My question is does the sound quality of a Sunfire really compete with the other two? I noticed that the Sunfire 7 channel/400 watts per channel amp was only 52 pounds shipped. I assume the 200W per channel is even lighter. Is there a reason it is so light in comparison to the Emo and Sherbourn 2100, both of which are only 200 watts x 7 but are well over 100 pounds each? Does it have the same current capacity at low impedences? I realize it is costlier, so they may account for some of it, but it seems surprising.
 
gene

gene

Audioholics Master Chief
Administrator
The Sunfire amp uses a track down converter and Class H topology to increase efficiency. It also uses a common power supply as opposed to individual supplies for each channel like the Sherbourn and EMO. This explains much of the weight differences.

Despite what the literature claims,
400 watts rms continuous per channel, all channels driven into eight ohms from 20Hz to 20kHz with no more than 0.5% T.H.D.
the amp cannot drive 400wpc continuously with all channels driven, not that this is a real world scenario to begin with.

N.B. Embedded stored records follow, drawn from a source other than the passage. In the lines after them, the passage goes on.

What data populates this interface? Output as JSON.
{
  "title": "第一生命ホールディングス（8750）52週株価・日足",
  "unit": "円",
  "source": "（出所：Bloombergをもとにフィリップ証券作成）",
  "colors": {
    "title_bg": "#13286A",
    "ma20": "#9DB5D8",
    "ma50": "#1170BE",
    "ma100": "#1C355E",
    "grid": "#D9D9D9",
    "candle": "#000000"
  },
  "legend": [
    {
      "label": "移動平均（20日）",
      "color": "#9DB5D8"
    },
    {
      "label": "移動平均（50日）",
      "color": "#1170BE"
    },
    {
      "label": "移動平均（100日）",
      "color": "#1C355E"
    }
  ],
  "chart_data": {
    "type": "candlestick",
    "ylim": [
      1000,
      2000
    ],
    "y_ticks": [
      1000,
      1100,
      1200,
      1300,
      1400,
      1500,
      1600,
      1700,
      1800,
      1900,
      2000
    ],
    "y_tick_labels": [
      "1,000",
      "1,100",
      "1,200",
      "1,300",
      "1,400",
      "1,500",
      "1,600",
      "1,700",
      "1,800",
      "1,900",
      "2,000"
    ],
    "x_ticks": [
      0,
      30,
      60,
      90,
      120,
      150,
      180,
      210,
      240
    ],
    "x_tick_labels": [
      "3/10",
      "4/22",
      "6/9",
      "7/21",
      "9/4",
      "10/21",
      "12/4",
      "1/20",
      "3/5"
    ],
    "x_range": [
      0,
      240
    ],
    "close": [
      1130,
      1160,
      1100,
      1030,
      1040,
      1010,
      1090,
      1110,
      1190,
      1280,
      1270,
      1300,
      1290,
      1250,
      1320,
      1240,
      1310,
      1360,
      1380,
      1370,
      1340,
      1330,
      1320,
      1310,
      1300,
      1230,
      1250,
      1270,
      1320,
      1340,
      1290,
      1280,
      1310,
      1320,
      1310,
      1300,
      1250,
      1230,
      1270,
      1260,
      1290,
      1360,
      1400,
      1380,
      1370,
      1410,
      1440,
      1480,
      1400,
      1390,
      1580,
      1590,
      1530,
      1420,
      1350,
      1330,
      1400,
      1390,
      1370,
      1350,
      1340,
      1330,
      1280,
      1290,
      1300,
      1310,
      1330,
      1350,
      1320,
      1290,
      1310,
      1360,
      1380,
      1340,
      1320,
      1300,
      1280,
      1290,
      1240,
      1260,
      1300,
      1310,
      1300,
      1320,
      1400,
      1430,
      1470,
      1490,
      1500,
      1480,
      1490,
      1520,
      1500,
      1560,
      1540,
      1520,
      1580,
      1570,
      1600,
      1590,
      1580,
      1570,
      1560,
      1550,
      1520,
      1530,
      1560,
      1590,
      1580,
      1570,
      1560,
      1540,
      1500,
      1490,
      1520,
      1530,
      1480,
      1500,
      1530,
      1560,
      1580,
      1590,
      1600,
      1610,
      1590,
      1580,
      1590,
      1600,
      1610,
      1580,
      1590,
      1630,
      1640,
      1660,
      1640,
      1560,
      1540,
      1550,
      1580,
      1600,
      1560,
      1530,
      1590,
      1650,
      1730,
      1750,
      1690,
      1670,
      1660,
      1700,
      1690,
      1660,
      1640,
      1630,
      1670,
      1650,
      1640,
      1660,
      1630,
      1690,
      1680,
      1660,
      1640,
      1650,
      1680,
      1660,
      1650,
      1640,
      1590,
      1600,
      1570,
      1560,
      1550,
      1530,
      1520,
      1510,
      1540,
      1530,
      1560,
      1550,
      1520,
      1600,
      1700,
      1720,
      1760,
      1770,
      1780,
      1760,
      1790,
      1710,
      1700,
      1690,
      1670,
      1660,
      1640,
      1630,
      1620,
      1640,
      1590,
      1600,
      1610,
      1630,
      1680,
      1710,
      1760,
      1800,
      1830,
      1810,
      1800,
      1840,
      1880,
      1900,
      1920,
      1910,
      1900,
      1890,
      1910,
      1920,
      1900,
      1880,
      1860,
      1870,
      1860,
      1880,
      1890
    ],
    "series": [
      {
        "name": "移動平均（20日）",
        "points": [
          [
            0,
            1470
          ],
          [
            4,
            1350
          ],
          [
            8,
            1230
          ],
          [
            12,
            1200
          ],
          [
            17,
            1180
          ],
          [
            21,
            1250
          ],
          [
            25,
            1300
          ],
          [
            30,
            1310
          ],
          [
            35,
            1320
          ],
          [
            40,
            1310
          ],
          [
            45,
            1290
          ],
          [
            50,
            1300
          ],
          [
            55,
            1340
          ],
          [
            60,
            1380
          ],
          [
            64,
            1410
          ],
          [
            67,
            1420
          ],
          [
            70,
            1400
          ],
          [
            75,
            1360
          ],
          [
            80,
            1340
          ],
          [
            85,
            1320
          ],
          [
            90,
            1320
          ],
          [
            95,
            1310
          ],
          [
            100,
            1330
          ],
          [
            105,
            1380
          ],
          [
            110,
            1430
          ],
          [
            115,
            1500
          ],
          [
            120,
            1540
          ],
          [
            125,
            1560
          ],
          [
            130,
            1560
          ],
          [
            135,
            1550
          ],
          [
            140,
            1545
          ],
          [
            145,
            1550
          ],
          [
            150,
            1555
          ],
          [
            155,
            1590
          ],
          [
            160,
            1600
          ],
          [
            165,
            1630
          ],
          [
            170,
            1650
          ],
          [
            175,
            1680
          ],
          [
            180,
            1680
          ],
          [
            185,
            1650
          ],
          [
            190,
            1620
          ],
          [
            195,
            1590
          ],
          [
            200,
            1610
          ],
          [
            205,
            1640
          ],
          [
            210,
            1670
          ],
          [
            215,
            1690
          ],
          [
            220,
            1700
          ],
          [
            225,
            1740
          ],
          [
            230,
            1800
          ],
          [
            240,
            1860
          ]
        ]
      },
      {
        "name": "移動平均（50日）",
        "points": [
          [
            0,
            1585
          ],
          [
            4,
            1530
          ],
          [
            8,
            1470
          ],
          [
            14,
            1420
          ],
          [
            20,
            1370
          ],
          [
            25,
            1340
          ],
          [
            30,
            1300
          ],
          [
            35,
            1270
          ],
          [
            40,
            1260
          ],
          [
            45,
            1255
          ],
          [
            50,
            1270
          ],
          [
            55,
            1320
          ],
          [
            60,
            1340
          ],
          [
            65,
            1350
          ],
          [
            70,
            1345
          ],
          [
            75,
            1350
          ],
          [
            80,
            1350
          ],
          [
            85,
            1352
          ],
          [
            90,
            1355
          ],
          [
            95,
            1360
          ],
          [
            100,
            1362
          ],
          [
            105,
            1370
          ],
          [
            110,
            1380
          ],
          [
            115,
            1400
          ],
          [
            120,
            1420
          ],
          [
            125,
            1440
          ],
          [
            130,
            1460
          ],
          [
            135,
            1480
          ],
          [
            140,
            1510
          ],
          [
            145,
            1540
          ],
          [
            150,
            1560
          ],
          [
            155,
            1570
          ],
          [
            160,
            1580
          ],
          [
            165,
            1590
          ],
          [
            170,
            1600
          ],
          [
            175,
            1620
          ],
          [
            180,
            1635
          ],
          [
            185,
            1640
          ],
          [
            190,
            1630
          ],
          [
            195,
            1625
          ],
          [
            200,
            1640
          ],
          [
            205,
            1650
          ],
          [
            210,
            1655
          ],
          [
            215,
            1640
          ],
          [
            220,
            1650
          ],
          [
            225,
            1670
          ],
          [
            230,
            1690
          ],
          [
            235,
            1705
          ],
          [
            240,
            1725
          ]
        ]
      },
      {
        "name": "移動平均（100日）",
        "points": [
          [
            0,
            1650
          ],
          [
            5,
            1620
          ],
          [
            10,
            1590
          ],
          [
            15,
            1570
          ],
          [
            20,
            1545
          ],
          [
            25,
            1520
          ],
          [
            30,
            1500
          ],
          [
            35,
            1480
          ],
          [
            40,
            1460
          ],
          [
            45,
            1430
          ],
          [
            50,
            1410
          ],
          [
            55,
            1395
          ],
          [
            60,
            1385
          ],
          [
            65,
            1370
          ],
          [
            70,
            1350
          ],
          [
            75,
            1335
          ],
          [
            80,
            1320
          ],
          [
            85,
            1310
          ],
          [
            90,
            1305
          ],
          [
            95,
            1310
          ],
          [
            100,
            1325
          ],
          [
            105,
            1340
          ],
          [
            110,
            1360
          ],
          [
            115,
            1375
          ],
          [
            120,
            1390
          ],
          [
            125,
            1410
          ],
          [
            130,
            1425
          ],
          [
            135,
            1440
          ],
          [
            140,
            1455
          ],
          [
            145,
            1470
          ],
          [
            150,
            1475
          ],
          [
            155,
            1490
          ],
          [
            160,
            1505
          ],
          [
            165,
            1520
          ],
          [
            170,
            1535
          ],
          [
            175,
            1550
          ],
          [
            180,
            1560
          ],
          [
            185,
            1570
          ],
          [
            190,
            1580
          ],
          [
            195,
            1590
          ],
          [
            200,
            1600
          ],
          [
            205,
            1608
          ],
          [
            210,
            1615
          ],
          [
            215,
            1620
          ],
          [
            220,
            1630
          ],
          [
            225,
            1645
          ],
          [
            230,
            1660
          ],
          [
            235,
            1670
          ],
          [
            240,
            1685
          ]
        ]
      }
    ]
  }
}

If you look at their literature, their amp is fuse limited to 1800watts which is basically 120Vrms x 15A, their best case amp efficiency for Class H (assuming negligable transformer losses and near unity power factor - very unlikely) is about 60%. Thus best case scenario, assuming you hold the line voltage constant with a VARIAC (another unrealistic scenario), you can deliver a whopping total of 1800*.6 = 1080 watts to the speakers. Divide that up to 7 channels and you get about 155wpc NOT 400wpc!
 
K

KevinF

Enthusiast
Thanks. One follow up.

gene said:
The Sunfire amp uses a track down converter and Class H topology to increase efficiency. !
Oh. Yeah, that's what I was gonna say. :)

gene said:
Despite what the literature claims, the amp cannot drive 400wpc continuously with all channels driven, not that this is a real world scenario to begin with. . . . Divide that up to 7 channels and you get about 155wpc NOT 400wpc!
Ok, that part I can understand.

Also, I just found this quote in a post from a Sunfire owner over on AV123: "In Sunfire's application of Class H they eliminate most of the heat sinking because it's not needed; Emo not only includes heat sinking but fans as well, and I just wondered why that was, since they both use variable rail volatages."

So maybe that accounts for some of it, but probably most is the power supply, I guess.

Anyway, suppose I put aside their shameless puffery regarding the all channels driven spec. Recognizing that I will never actually even listen at 7x200, let alone 7x400, will it still not sound as good at reasonable listening levels? I would guess only the 2 fronts and the center will ever be driven to any substantial continuous volume. The smaller size is very appealing, but I don't want to give up any sonic quality, especially since it's pricier.
 
N

newfmp3

Audioholic
maybe they just realize that some people actually just buy into this whole weight thing, and just line their amps with lead.
 
Khellandros66

Khellandros66

Banned
Honestly Carver is like Bose, they lie and and use twisted marketing techniques to win over buyers. Sadly I have heard their subwoofers too and its so ONE NOTE its lame, my $350 Yamah does better musically.. granted its not as loud.